Es gibt so viele Typen von Führungskräften, wie es Individuen gibt. Sie unterscheiden sich in ihrem Führungsstil und agieren auch je nach Situation unterschiedlich. Bei den einen führt dies zum Erfolg, bei den anderen zu stetiger Personalfluktuation, schlechter Stimmung und Misserfolgen.

Dafür gibt es natürlich gute Gründe, die ich in meinem Post 8 Dinge, an denen Führungskräfte scheitern beispielhaft vorgestellt habe.
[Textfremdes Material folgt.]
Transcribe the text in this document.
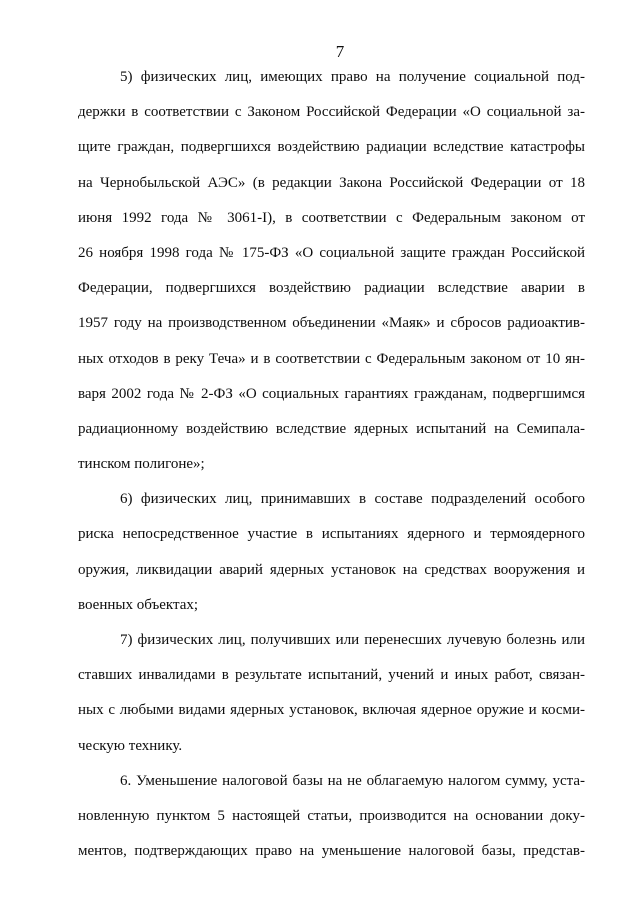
7
5) физических лиц, имеющих право на получение социальной под-
держки в соответствии с Законом Российской Федерации «О социальной за-
щите граждан, подвергшихся воздействию радиации вследствие катастрофы
на Чернобыльской АЭС» (в редакции Закона Российской Федерации от 18
июня 1992 года № 3061-I), в соответствии с Федеральным законом от
26 ноября 1998 года № 175-ФЗ «О социальной защите граждан Российской
Федерации, подвергшихся воздействию радиации вследствие аварии в
1957 году на производственном объединении «Маяк» и сбросов радиоактив-
ных отходов в реку Теча» и в соответствии с Федеральным законом от 10 ян-
варя 2002 года № 2-ФЗ «О социальных гарантиях гражданам, подвергшимся
радиационному воздействию вследствие ядерных испытаний на Семипала-
тинском полигоне»;
6) физических лиц, принимавших в составе подразделений особого
риска непосредственное участие в испытаниях ядерного и термоядерного
оружия, ликвидации аварий ядерных установок на средствах вооружения и
военных объектах;
7) физических лиц, получивших или перенесших лучевую болезнь или
ставших инвалидами в результате испытаний, учений и иных работ, связан-
ных с любыми видами ядерных установок, включая ядерное оружие и косми-
ческую технику.
6. Уменьшение налоговой базы на не облагаемую налогом сумму, уста-
новленную пунктом 5 настоящей статьи, производится на основании доку-
ментов, подтверждающих право на уменьшение налоговой базы, представ-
Aber wie unterscheiden sich die vor dem Scheitern stehenden Führungskräfte von den erfolgreichen Führungskräften?

Wenn du schon eine Weile im Berufsleben unterwegs bist und dabei mehr als nur eine Führungskraft erleben durftest, dann hast du vielleicht auch schon die quälende Erfahrung mit einem Boss und die traumhaft leichte Erfahrung mit einem Leader in jener Rolle machen dürfen. Aber wie erkennst du nun einen Boss oder einen Leader und was unterscheidet diese im Umgang mit den eigenen Mitarbeitern voneinander? Das erfährst du in diesem Post.


Tja, Boss und Leader... Die Gegensätze könnten kaum größer sein. Der eine macht dir spielerisch den Tag zur Hölle und der andere lässt dich Ziele erreichen, ohne das du seine Führung überhaupt wahrnimmst. Den Unterschied macht die Art des Auftretens und die Kommunikation. Und genau das ermöglicht dir, Boss und Leader voneinander zu unterscheiden.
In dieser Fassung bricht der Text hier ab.